İnsan Hakları İzleme Örgütü'nün Güney Asya direktörü Meenakshi Ganguly yaptığı açıklamada şunları söyledi: "Hindistan hükümeti, rohingyalı bir kadını zorla Myanmar'a geri döndürürken, çocuklarından ayrı ve ciddi bir risk altındayken hiçbir şey kazanamuyor."

Ganguly, Hindistan hükümetinin "zulüm riski nedeniyle" tüm Rohingya'nın Myanmar'a sınır dışı edilmesini durdurması gerektiğini söyledi.

"Hint makamları, başta Müslümanlar olmak üzere dini azınlıklara karşı giderek daha fazla ayrımcı politikalar benimsiyor ve Rohingya'ya yönelik politikaları bu bağnazlığı yansıtıyor gibi görünüyor."

Gözaltı ve sınır dışı edilme, iktidardaki Bharatiya Janata Partisi (BJP) hükümetinin Rohingyalı mültecilere "yasadışı göçmen" oldukları gerekçesiyle yaptığı baskının bir parçası.

Güneydeki Jammu kentindeki polis, geçen yıl 6 Mart'ta Begum da dahil olmak üzere 155 Rohingyalı mülteciyi gözaltına aldı. Kathua bölgesinde bir nezarethaneye dönüştürülmüş bir alt hapishaneye gönderildiler.

Johar, geçen yıl mülteci kamplarındaki polis baskını başladığında, kendilerine koronavirüs testi ve doğrulama sürecine gitmeleri gerektiğinin söylendiğini, ancak bunun uzun bir gözaltı olduğunun ortaya çıktığını söyledi.

"Geçen yıldan beri çocuklar ayda bir gidip onu görürlerdi.
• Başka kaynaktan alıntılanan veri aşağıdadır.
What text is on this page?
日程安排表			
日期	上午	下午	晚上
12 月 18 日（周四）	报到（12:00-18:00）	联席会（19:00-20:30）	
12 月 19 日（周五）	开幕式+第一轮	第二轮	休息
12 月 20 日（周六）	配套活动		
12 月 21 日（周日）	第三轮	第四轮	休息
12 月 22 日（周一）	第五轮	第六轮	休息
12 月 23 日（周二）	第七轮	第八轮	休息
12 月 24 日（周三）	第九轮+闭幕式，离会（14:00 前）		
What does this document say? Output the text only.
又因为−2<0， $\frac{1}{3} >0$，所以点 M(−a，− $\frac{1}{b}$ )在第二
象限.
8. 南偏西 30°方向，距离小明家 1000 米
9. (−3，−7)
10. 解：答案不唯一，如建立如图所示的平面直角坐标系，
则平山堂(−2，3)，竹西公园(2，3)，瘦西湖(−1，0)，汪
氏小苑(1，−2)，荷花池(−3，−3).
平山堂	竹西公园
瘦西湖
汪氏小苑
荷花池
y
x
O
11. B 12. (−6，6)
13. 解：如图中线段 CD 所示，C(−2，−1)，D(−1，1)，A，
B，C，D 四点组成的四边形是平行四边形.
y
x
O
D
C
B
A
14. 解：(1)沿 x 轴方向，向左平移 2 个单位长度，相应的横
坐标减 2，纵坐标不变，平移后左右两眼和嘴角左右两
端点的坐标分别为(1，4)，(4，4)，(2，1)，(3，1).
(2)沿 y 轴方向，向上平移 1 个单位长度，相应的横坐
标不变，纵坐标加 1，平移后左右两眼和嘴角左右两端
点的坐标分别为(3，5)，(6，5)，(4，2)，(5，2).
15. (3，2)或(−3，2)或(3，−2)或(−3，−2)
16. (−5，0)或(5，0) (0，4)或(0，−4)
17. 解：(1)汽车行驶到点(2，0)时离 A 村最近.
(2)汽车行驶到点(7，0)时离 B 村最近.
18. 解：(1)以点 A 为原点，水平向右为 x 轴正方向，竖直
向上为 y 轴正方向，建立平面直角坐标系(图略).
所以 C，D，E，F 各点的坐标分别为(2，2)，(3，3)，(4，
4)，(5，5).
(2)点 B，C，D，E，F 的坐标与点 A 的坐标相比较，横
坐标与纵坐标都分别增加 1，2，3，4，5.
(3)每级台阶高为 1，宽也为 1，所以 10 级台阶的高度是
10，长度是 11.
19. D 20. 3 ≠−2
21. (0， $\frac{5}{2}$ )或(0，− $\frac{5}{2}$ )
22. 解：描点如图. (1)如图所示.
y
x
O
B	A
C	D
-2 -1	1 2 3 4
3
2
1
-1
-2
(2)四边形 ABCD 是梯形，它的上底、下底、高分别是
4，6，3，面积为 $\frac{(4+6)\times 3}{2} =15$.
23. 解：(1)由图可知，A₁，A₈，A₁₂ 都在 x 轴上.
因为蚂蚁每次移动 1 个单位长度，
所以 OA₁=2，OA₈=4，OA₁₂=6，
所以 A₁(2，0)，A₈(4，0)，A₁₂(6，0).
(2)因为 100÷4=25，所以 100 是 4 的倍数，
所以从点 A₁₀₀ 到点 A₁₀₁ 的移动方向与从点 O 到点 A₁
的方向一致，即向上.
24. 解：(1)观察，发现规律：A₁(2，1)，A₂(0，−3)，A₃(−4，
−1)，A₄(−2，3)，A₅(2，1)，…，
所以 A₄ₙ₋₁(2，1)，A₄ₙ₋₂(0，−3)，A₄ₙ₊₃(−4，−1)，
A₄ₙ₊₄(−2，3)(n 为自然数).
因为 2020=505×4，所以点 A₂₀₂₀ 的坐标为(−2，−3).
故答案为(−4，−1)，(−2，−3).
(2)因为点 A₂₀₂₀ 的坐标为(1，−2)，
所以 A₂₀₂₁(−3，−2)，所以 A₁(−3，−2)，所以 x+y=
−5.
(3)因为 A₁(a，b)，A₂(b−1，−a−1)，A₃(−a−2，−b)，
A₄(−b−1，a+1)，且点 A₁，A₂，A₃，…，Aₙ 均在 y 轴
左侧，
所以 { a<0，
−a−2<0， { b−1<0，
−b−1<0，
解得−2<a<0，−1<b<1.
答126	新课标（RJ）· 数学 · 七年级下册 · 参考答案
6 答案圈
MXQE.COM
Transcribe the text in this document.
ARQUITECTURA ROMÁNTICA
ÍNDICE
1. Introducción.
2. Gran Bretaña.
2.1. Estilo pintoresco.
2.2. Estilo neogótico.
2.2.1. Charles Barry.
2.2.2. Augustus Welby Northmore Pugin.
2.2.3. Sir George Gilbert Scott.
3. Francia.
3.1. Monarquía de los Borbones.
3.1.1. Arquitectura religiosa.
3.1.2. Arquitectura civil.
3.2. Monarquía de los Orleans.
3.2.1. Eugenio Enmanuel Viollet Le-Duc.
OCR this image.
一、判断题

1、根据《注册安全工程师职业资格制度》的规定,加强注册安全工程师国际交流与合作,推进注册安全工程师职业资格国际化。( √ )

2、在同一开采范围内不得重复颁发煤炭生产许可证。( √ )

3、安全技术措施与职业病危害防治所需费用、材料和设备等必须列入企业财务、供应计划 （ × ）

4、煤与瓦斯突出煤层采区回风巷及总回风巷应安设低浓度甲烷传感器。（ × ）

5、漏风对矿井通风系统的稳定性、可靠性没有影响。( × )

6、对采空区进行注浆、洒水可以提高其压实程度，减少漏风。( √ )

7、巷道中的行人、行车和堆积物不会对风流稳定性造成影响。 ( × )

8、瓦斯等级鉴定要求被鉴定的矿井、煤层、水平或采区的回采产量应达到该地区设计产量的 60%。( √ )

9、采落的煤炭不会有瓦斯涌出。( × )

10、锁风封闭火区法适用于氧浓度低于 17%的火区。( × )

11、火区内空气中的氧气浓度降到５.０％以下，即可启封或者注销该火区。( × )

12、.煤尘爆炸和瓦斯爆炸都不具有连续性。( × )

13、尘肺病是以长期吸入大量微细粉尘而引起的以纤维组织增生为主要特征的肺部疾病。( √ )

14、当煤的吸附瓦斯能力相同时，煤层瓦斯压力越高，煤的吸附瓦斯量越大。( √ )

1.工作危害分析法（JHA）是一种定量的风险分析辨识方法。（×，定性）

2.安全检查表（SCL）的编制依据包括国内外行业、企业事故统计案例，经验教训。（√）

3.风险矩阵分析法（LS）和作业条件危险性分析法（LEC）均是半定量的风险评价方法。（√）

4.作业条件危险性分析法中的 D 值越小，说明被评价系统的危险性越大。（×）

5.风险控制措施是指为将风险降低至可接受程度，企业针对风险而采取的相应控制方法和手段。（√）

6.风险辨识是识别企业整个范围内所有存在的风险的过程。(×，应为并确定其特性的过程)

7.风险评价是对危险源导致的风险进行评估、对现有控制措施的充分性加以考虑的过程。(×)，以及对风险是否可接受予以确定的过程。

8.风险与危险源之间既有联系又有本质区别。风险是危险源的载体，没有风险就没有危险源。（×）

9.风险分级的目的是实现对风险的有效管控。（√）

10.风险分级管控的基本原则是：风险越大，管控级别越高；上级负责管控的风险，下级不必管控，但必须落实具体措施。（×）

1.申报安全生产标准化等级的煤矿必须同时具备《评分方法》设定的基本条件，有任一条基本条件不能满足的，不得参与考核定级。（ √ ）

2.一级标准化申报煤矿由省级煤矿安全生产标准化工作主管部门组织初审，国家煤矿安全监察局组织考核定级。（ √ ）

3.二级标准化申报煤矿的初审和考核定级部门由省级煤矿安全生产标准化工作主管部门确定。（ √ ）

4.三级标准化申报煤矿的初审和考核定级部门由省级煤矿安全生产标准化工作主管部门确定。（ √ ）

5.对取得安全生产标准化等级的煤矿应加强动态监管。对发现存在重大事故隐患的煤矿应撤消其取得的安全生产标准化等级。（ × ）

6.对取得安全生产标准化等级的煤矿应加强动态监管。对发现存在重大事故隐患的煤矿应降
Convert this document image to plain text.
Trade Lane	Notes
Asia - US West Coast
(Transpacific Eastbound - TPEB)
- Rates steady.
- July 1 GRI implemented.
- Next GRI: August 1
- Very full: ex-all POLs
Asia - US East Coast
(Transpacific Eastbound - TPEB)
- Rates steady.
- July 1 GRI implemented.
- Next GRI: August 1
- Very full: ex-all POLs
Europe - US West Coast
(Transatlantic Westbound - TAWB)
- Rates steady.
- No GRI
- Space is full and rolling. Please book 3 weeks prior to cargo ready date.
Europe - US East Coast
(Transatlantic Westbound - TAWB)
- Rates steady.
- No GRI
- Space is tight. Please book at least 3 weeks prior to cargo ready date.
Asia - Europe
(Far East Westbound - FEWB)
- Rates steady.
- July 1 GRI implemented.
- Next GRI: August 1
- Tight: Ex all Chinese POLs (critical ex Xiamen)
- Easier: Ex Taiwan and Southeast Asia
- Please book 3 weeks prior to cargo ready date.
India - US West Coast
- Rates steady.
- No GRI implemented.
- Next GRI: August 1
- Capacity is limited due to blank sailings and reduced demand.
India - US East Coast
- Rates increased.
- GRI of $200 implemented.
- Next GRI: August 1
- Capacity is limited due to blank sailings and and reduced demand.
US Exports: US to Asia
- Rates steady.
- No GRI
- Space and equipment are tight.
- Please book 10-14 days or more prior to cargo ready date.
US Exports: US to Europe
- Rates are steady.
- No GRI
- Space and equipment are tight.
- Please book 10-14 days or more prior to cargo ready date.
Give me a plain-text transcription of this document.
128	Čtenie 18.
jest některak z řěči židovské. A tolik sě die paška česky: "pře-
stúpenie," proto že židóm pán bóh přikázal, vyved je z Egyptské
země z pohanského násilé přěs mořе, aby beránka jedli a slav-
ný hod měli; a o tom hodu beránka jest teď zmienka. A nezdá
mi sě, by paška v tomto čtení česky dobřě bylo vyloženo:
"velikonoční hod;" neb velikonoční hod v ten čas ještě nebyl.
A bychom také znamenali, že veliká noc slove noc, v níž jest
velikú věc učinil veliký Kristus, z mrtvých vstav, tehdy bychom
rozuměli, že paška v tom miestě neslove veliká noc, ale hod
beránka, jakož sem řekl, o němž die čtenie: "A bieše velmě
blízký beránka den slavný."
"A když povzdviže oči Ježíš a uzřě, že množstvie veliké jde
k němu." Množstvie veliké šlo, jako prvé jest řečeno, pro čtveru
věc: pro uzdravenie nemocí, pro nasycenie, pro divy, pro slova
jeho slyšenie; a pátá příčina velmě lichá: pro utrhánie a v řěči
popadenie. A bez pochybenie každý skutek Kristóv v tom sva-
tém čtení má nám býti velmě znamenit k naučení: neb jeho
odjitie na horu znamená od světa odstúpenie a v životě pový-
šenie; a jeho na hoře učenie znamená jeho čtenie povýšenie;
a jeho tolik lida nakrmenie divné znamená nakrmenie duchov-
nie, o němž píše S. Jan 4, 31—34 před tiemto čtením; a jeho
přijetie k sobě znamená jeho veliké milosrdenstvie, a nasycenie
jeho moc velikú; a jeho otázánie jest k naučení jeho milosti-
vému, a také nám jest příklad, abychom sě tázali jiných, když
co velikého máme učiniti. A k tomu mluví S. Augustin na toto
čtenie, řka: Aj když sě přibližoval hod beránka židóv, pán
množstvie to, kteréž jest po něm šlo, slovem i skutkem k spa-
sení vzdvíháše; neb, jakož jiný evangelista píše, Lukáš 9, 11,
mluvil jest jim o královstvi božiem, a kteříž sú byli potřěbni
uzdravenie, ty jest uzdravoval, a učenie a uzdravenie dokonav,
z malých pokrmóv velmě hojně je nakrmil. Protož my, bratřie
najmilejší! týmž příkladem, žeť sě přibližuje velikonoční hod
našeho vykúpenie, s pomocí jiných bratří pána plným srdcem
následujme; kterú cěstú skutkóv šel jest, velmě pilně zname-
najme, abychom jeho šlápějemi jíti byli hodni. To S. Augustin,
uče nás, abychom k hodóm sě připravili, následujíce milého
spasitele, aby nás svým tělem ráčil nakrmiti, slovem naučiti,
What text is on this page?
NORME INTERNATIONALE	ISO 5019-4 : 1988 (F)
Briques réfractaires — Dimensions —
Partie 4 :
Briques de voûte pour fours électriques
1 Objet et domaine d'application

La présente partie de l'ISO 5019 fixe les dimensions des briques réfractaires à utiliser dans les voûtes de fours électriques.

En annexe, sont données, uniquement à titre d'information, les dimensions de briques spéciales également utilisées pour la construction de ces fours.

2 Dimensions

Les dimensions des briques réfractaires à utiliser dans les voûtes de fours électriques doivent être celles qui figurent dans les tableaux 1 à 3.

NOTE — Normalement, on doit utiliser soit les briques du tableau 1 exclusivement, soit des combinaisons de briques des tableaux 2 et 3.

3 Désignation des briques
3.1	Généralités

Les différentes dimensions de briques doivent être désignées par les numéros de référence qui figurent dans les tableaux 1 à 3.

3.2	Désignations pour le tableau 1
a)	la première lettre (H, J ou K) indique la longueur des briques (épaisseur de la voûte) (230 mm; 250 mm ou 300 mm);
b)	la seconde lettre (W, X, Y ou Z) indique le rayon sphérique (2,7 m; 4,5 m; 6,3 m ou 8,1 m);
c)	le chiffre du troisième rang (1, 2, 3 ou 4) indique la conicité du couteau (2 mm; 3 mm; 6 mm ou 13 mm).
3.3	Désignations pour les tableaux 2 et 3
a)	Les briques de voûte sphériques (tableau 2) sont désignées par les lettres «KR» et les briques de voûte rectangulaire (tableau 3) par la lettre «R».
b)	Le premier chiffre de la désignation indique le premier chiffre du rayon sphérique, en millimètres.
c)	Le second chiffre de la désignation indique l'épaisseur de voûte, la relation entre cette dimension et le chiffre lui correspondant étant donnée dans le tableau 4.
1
Ayrıca bazen bir telefon görüşmesi yapmasına izin verilirdi. Çocuklar onun sesini duyardı. Ama şimdi nerede olduğunu bilmiyoruz? Ölü mü, diri mi?" Johar dedi ki.

"Ondan haber yok. Tecavüze uğrayabileceğinden, Myanmar'da öldürülebileceğinden korkuyoruz." diyen Johar, tüm aile üyelerinin Hindistan'da UNHCR'ye kayıtlı mülteciler olduğunu da sözlerine ekledi.

İlk başta çocuklarıyla ilgili haberleri gizlemiş olsa da, eşinin gözaltı haberinin Jammu'daki kamplara dağılmış 5.000'den fazla mülteci arasında sınır dışı edilme korkularına yol açması nedeniyle diğer insanlardan öğrendiklerini söyledi.

2012'de Myanmar'daki askeri baskından kaçan Johar, "Çocuklar kamptan ne zaman çıksalar, onlara annelerinden bahsediliyor." dedi.

"Buraya kalıcı yaşamak için gelmedik. Myanmar'daki durum düzeldiğinde geri döneceğiz." dedi.